How to prevent another Wells Fargo type scandal

October 12, 2016 by Matt McCracken

Two words:  Glass-Steagall.  

I admit it, I am an unabashed Glass-Steagall apologist.  I think it would go a long way to solving a great number of our nation's problems, especially the financial ones.  Consider its success.  During the enforcement of Glass-Steagall, our nation operated sans banking crisis for nearly 70 years.  Outside of the Savings and Loan crisis which proved to have a minimal macro impact, there was not a single banking-centric recession in nearly two generations.  

Of course, Glass-Steagall is repealed in December of 1999 and BAM, stock market declines 50% while companies like Enron implode.  Would Enron have happened without the banks assistance?  Absolutely not, as the banks had to provide the financing for their shell entities which were trading their assets which allowed them to ever increase their value using "mark-to-market" accounting.  
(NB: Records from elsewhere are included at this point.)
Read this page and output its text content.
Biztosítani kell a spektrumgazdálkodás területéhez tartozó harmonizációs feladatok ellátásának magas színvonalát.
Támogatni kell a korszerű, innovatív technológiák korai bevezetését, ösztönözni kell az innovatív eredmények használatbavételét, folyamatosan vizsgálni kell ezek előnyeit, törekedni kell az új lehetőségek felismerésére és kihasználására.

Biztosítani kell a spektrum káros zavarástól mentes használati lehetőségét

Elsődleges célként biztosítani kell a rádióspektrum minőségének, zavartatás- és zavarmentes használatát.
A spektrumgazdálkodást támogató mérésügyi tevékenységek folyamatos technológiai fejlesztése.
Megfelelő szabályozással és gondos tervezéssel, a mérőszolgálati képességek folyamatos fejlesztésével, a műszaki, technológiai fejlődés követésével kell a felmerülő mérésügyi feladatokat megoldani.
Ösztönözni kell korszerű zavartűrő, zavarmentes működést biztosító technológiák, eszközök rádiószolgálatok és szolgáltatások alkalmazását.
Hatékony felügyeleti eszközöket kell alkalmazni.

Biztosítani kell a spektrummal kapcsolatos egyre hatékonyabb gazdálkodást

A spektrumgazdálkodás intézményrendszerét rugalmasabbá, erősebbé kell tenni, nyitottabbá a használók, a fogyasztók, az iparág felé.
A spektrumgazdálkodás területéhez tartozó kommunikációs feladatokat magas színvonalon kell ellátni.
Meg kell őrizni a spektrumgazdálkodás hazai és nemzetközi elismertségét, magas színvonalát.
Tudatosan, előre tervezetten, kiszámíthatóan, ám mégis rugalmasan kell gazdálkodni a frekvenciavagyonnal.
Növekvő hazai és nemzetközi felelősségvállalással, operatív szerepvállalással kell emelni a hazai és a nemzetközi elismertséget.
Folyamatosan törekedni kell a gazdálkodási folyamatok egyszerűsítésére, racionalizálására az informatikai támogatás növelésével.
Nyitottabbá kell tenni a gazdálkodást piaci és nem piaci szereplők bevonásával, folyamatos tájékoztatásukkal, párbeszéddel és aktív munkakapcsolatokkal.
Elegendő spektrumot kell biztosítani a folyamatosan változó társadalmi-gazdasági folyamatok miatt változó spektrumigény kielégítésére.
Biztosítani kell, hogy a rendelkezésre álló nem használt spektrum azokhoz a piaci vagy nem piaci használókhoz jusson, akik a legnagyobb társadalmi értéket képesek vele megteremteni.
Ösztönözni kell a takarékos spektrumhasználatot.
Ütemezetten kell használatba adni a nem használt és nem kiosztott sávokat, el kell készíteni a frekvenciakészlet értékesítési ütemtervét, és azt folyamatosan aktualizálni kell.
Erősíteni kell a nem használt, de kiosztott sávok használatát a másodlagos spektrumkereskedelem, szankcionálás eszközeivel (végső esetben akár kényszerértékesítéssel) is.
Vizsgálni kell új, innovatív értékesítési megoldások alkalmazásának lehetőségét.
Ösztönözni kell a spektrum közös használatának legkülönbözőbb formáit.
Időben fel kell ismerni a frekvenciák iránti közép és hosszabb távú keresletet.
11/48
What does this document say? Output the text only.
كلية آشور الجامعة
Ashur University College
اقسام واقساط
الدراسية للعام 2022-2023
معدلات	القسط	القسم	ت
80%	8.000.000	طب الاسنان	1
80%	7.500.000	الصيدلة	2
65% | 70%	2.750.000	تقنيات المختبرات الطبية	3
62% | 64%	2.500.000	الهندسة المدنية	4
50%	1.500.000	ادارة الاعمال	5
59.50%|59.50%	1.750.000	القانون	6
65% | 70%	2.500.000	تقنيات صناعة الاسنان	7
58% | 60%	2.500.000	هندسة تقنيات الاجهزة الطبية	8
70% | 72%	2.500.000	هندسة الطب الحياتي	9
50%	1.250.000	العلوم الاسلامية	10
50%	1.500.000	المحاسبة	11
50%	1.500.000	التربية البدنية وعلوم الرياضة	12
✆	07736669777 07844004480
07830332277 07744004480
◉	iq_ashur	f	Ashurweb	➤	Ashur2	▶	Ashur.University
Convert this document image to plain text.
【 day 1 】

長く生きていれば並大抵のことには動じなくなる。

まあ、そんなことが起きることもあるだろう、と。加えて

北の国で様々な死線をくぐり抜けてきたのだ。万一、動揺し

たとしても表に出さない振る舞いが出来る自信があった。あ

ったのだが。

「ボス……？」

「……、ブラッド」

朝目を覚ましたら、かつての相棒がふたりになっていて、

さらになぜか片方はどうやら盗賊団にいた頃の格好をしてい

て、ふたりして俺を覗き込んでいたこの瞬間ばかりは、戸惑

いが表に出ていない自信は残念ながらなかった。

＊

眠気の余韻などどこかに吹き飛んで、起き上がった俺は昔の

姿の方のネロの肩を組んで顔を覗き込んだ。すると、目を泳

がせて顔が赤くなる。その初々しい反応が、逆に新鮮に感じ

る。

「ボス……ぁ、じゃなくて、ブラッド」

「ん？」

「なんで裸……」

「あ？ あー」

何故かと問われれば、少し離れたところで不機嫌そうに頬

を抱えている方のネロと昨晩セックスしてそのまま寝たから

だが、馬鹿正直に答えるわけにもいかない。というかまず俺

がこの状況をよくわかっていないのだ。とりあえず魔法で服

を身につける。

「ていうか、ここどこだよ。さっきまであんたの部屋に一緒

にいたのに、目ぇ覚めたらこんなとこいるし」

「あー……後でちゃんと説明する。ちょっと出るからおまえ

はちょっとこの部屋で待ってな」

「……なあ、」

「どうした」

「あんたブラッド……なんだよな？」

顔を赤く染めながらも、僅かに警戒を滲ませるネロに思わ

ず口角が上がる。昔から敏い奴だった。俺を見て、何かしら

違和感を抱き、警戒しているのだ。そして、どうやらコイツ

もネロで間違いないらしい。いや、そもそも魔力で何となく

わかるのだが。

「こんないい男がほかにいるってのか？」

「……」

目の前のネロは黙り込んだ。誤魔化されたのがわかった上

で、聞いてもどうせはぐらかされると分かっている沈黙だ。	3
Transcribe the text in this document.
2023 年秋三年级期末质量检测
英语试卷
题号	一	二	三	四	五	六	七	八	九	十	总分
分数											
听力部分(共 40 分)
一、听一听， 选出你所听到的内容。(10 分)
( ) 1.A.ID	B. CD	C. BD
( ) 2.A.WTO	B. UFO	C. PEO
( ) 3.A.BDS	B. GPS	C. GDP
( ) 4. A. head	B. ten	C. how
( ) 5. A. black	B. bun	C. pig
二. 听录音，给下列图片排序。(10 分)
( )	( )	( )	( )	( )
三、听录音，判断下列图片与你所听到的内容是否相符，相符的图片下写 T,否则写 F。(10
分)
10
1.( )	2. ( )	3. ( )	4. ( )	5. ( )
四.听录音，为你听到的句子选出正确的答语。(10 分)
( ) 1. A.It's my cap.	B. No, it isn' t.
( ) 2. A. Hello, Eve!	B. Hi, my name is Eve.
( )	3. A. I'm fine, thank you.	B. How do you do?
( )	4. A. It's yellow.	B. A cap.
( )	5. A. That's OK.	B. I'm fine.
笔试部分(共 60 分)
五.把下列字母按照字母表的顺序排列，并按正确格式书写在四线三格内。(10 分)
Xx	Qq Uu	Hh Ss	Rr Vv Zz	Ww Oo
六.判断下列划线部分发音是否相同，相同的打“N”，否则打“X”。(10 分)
Then seven years later, the housing market burst which was almost entirely a banking sector creation.  Would Glass-Steagall prevented it - it would have absolutely reduced its impact as investment banks would have never bought up worthless mortgages from the lending banks except for the fact that the lending banks were under the same roof.  Without a market for crappy mortgages, the lending banks would have had to hold them on their books and I certainly believe underwriting standards would have been a bit stricter.  But the investment banks were also doing the lending so they had to buy the crappy mortgages, securitize them and sell them off as quickly as they could.  Certainly, some investment bank would have blown the whistle on the whole thing had they not all been making so much money off of the same scheme.

My arguement is that Glass-Steagall results in banks policing themselves.    Wells had been conducting its own internal investigation of the matter since 2011.  Here we are five years later and its just now coming to a head.  Countless customer complaints over the past several years led to no resolution until now.  But if Glass-Steagall was in place and investment banking firms got wind of these practices, certainly, someone would have brought it to the market's attention.  But without barries between lending and investment banking, who is going to "blow the whistle" knowing their own company is probably doing something similar.  

Government bureaucracies will never be able to properly regulate the banking sector.  NEVER!  The only effective form of regulation is for the banks to police themselves.  And the only means of creating this environment is to seperate their activities.  This incentivizes them to basically "taddle" on one another.  As soon as a bank starts making copious amounts of money doing something shady, a different type of banking company who is not allowed to do said shady activity and therefore is prohibited from making copious amounts of money doing said shady activity, will taddle on the wrong-doer.  It worked for nearly 70 years.    

So until Glass-Steagall is reinstated, don't be surprised if more of these types of shananigans continue.  The good news is, there is an election coming up and while neither of the candidates of the major parties is willing to reinstate Glass-Steagall, some others are.  And they deserve our attention.